Александра Архипова: Важно понимать, что сам рассказчик может быть уверен в том, что в соседнем доме детей едят, а может в это не верить, но он это рассказывает, потому что ему по какой-то причине важно эту информацию передать. Сюжеты городских легенд, как правило, устойчивые, их набор разнообразен, но довольно ограничен, так что они повторяются из города в город, из года в год, из культуры в культуру.

В.П.: Чем тогда городская легенда принципиально отличается от фейка?

А.А.: Мы говорим о форме бытования. Существует популярная городская легенда о том, что в канализации живут дикие существа, которые опасны для людей. В Древнем Риме так рассказывали про осьминогов, в викторианском Лондоне то же самое рассказывали про гигантскую свинью в канализации — не спрашивайте меня, что она там делала. В Нью-Йорке рассказывают про крокодила в канализации. Это история про нарушение границ: дикая природа появляется в нашем подземном мире там, где она не должна быть. И это городская легенда.

А потом какой-нибудь мужик в Лондоне берет мертвую крысу, делает селфи с ней таким образом, что кажется, будто бы это крыса гигантского размера, и публикует эту фотографию в соцсетях. Ужасный хайп, ужасный крик, он рассказывает о том, что встретил ее на детской площадке возле метро, и все в панике: «Нашим детям угрожает страшная опасность!» В таком случае перед нами фейк, сделанный специально на основании городской легенды.

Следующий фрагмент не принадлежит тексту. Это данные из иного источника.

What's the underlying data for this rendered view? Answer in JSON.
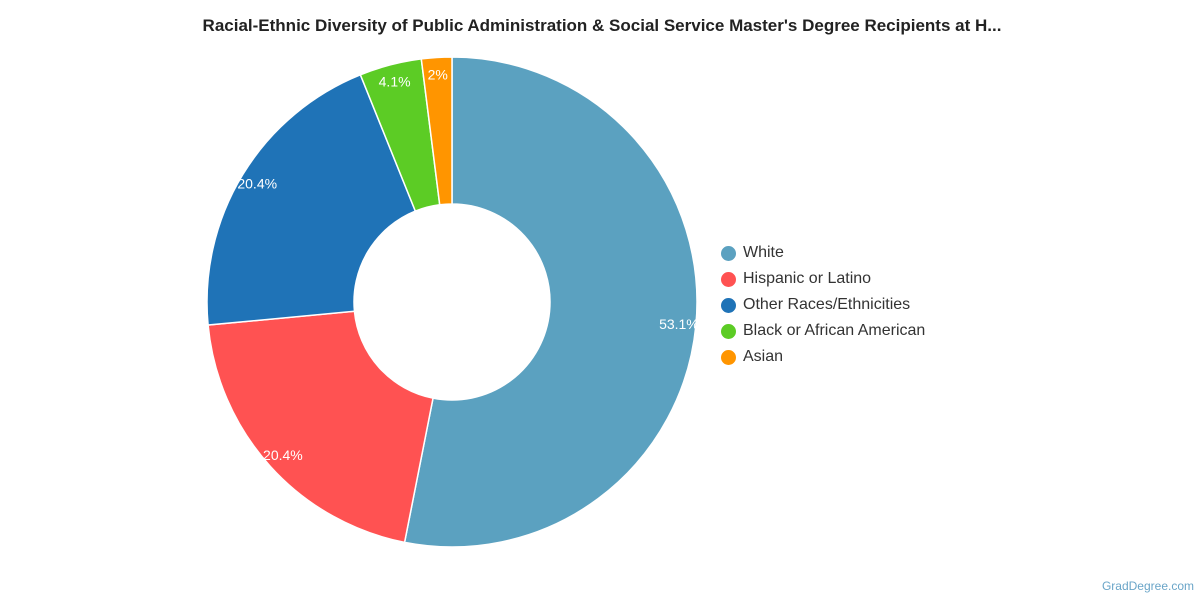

В.П.: То есть фейк произрастает из городской легенды.

А.К.: Может произрастать, а может и не произрастать.

В.П.: А каков механизм создания легенды? Грубо говоря, какие нужны составляющие для ее появления?

А.А.: Один вопрос, по какой причине городская легенда возникает у нас в голове, и совсем другой — почему она начинает распространяться от человека к человеку в данном комьюнити. Человек может рассказать историю по миллиону причин: ему захотелось привлечь к себе внимание, предупредить, он хотел кого-то потроллить, он где-то услышал и скомбинировал какие-то два мотива, — и вот легенда появилась и начинает передаваться. Но почему она передается? Не все, что я вам сейчас расскажу, у вас сохранится в памяти. Вы будете передавать дальше лишь то, что соответствует вашим ожиданиям, либо то, что вас очень сильно пугает. Иными словами, вы чувствуете, что очень важно передать именно эту информацию дальше. Это так называемая цензура коллектива — «сетка», через которую проходит только определенного размера рыба, только то, что нужно данной группе людей.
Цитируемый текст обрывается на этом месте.